Wisecracker is a high performance distributed cryptanalysis framework that leverages GPUs and multiple CPUs. It allows security researchers to write their own cryptanalysis tools that can distribute brute-force cryptanalysis work across multiple systems with multiple multi-core processors and GPUs. Security researchers can also use the sample tools provided out-of-the-box. The differentiating aspect of Wisecracker is that it uses OpenCL and MPI together to distribute the work across multiple systems, each having multiple CPUs and/or GPUs.
PyParticles is a particle simulation toolbox entirely written in Python. It simulates a particle-by-particle model with the most popular integrations methods, including Euler, Runge Kutta, and Midpoint. It represents the results on an OpenGL or Matplotlib plot, and offers an easy-to-use API.
GPUMarkerTracker is a tracking software library for AR (augmented reality) markers. It utilizes GPGPU for fast and accurate tracking. It is intended for detecting markers from an HD resolution image so that small markers placed far from the camera can be detected. Each marker has a 12-bit payload with 9-bit CRC. The library does not produce false-positive detection errors of markers, practically.
Portable Computing Language (pocl) aims to become an efficient implementation of the OpenCL standard. In addition to producing an easily-portable Open Source implementation, another major goal of the project is improving performance portability of OpenCL programs with compiler optimizations, reducing the need for target-dependent manual optimizations. At the core of pocl is a set of LLVM passes used to statically parallelize multiple work items with the kernel compiler, even in the presence of work group barriers.
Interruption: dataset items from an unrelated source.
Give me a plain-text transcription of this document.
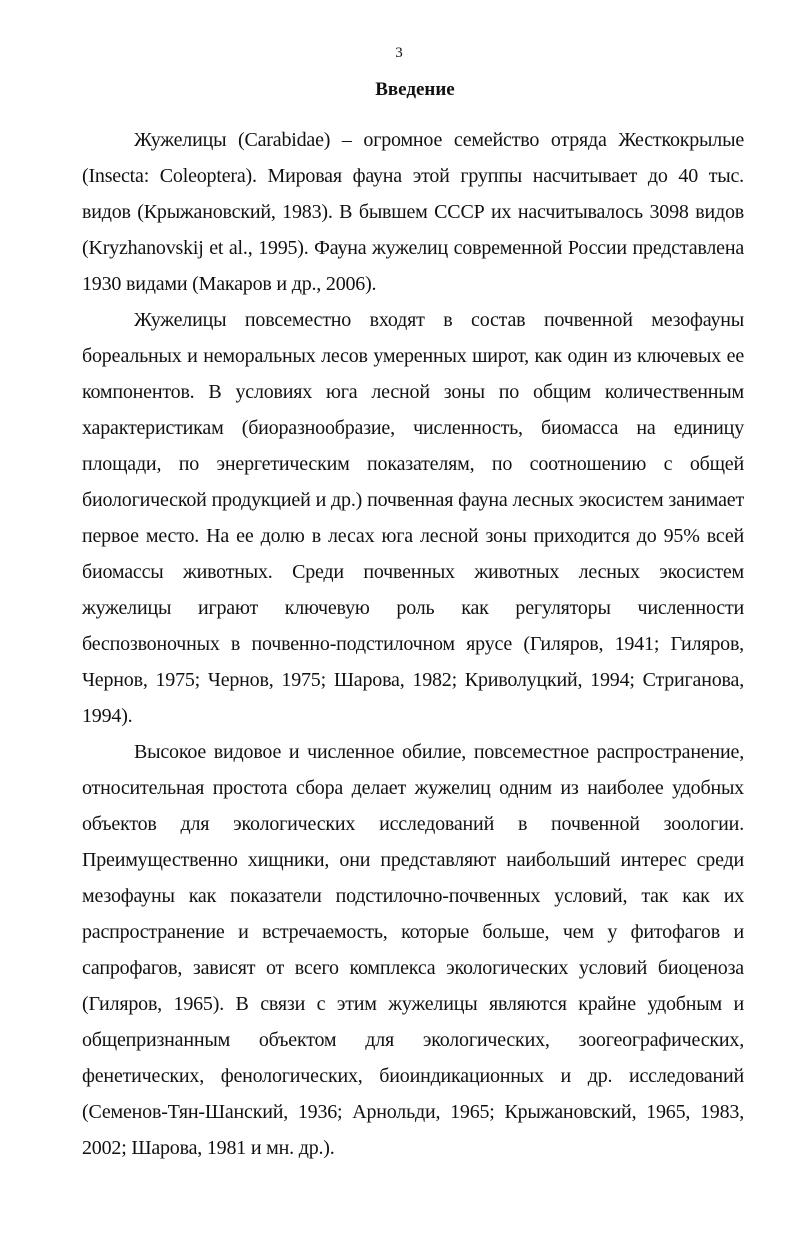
3
Введение

Жужелицы (Carabidae) – огромное семейство отряда Жесткокрылые (Insecta: Coleoptera). Мировая фауна этой группы насчитывает до 40 тыс. видов (Крыжановский, 1983). В бывшем СССР их насчитывалось 3098 видов (Kryzhanovskij et al., 1995). Фауна жужелиц современной России представлена 1930 видами (Макаров и др., 2006).

Жужелицы повсеместно входят в состав почвенной мезофауны бореальных и неморальных лесов умеренных широт, как один из ключевых ее компонентов. В условиях юга лесной зоны по общим количественным характеристикам (биоразнообразие, численность, биомасса на единицу площади, по энергетическим показателям, по соотношению с общей биологической продукцией и др.) почвенная фауна лесных экосистем занимает первое место. На ее долю в лесах юга лесной зоны приходится до 95% всей биомассы животных. Среди почвенных животных лесных экосистем жужелицы играют ключевую роль как регуляторы численности беспозвоночных в почвенно-подстилочном ярусе (Гиляров, 1941; Гиляров, Чернов, 1975; Чернов, 1975; Шарова, 1982; Криволуцкий, 1994; Стриганова, 1994).

Высокое видовое и численное обилие, повсеместное распространение, относительная простота сбора делает жужелиц одним из наиболее удобных объектов для экологических исследований в почвенной зоологии. Преимущественно хищники, они представляют наибольший интерес среди мезофауны как показатели подстилочно-почвенных условий, так как их распространение и встречаемость, которые больше, чем у фитофагов и сапрофагов, зависят от всего комплекса экологических условий биоценоза (Гиляров, 1965). В связи с этим жужелицы являются крайне удобным и общепризнанным объектом для экологических, зоогеографических, фенетических, фенологических, биоиндикационных и др. исследований (Семенов-Тян-Шанский, 1936; Арнольди, 1965; Крыжановский, 1965, 1983, 2002; Шарова, 1981 и мн. др.).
This enables parallelization of the fine-grained static concurrency in the work groups in multiple ways (SIMD, VLIW, superscalar, etc.). The code base is modularized to allow easy adding of new "device drivers" in the host-device layer. A generic multithreaded "target driver" is included. It allows running OpenCL applications on a host which supports the pthread library with multithreading at the work group granularity.
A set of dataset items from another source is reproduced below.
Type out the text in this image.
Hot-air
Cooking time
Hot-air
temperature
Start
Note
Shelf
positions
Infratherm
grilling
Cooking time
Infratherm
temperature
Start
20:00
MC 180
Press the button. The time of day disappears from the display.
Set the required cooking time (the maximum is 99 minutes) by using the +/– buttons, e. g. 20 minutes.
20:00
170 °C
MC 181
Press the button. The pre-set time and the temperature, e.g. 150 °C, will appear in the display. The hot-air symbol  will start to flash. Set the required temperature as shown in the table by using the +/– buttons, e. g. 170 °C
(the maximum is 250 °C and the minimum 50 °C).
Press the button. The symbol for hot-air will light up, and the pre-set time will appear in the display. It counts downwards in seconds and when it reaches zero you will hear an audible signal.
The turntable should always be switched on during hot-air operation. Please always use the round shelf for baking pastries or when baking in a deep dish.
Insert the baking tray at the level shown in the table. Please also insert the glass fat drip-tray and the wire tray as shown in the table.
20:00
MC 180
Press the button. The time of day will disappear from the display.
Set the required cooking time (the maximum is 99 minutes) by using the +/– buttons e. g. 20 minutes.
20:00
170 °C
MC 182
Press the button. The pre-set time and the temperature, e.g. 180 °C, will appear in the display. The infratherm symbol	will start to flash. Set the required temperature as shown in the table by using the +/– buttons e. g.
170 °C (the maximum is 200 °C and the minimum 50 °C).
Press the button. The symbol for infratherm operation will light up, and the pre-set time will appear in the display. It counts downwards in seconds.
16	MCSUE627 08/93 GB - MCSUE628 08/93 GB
CLOGS is a library for higher-level operations on top of the OpenCL C++ API. It is designed to integrate with other OpenCL code, including synchronization using OpenCL events. Currently only two operations are supported: radix sorting and exclusive scan. Radix sort supports all the unsigned integral types as keys, and all the built-in scalar and vector types suitable for storage in buffers as values. Scan supports all the integral types. It also supports vector types, which allows limited multi-scan capabilities.
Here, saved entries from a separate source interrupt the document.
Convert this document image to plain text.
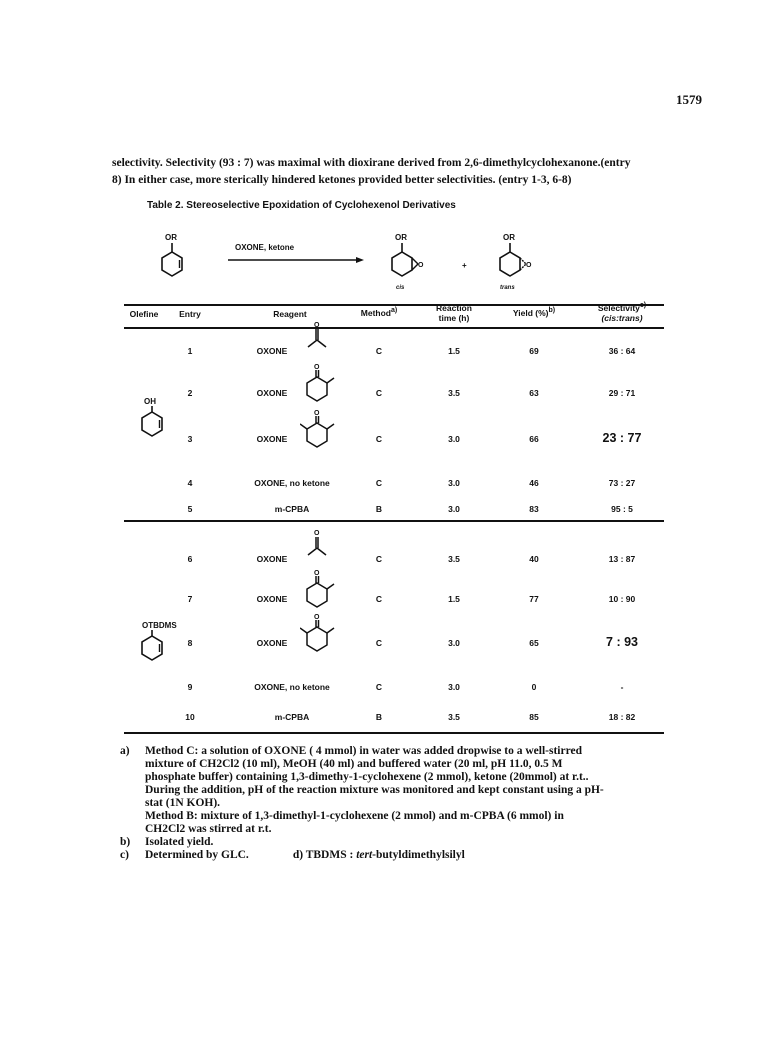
1579

selectivity. Selectivity (93 : 7) was maximal with dioxirane derived from 2,6-dimethylcyclohexanone.(entry

8) In either case, more sterically hindered ketones provided better selectivities. (entry 1-3, 6-8)

Table 2. Stereoselective Epoxidation of Cyclohexenol Derivatives
OR
OXONE, ketone
OR
O
cis
+
OR
O
trans
Olefine	Entry	Reagent	Method$^{a)}$	Reaction
time (h)
Yield (%)$^{b)}$	Selectivity$^{c)}$
(cis:trans)
OH
OTBDMS
1	OXONE	C	1.5	69	36 : 64
O
2	OXONE	C	3.5	63	29 : 71
O
3	OXONE	C	3.0	66	23 : 77
O
4	OXONE, no ketone	C	3.0	46	73 : 27
5	m-CPBA	B	3.0	83	95 : 5
6	OXONE	C	3.5	40	13 : 87
O
7	OXONE	C	1.5	77	10 : 90
O
8	OXONE	C	3.0	65	7 : 93
O
9	OXONE, no ketone	C	3.0	0	-
10	m-CPBA	B	3.5	85	18 : 82
a) Method C: a solution of OXONE ( 4 mmol) in water was added dropwise to a well-stirred
mixture of CH2Cl2 (10 ml), MeOH (40 ml) and buffered water (20 ml, pH 11.0, 0.5 M
phosphate buffer) containing 1,3-dimethy-1-cyclohexene (2 mmol), ketone (20mmol) at r.t..
During the addition, pH of the reaction mixture was monitored and kept constant using a pH-
stat (1N KOH).
Method B: mixture of 1,3-dimethyl-1-cyclohexene (2 mmol) and m-CPBA (6 mmol) in
CH2Cl2 was stirred at r.t.
b) Isolated yield.
c) Determined by GLC.	d) TBDMS : tert-butyldimethylsilyl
Moscrack is a WPA cracker for use on clusters. It supports MOSIX, SSH, and RSH connectivity and works by reading a word list from STDIN or a file, breaking it into chunks, and passing those chunks off to separate processes that run in parallel. The parallel processes are then executed on different nodes in your cluster. All results are checked and recorded on your master node. Logging and error handling are taken care of. It is capable of running reliably for long periods of time, without the risk of losing data or having to restart. Moscrack uses aircrack-ng by default. Pyrit for WPA cracking and Dehasher for Unix password hashes are supported via plugins.
Libfairydust is a small wrapper library intended for use with GPU clusters that 'hijacks' CUDA and OpenCL calls. It can be used to 're-route' calls to a certain GPU, so a process requesting GPU#0 might end up running on GPU#4 without knowing (or caring) about it. This works completely transparently and does not need any sort of 'cooperation' from the application, changes to code, or relinking.
FastFlow is a pattern-based programming framework targeting streaming applications. It implements pipeline, farm, divide and conquer, and their composition, as well as generic streaming networks. It is specifically designed to support the development and the seamless porting of existing applications on multi-core, GPGPUs, and clusters of them. The layered template-based C++ design ensures flexibility and extendibility. Its lock-free/fence-free run-time support minimizes cache invalidation traffic and enforces the development of high-performance (high-throughput, low-latency) scalable applications. It has been proven comparable or faster than TBB, OpenMP, and Cilk on several micro-benchmarcks and real-world applications, especially when dealing with fine-grained parallelism and high-throughput applications.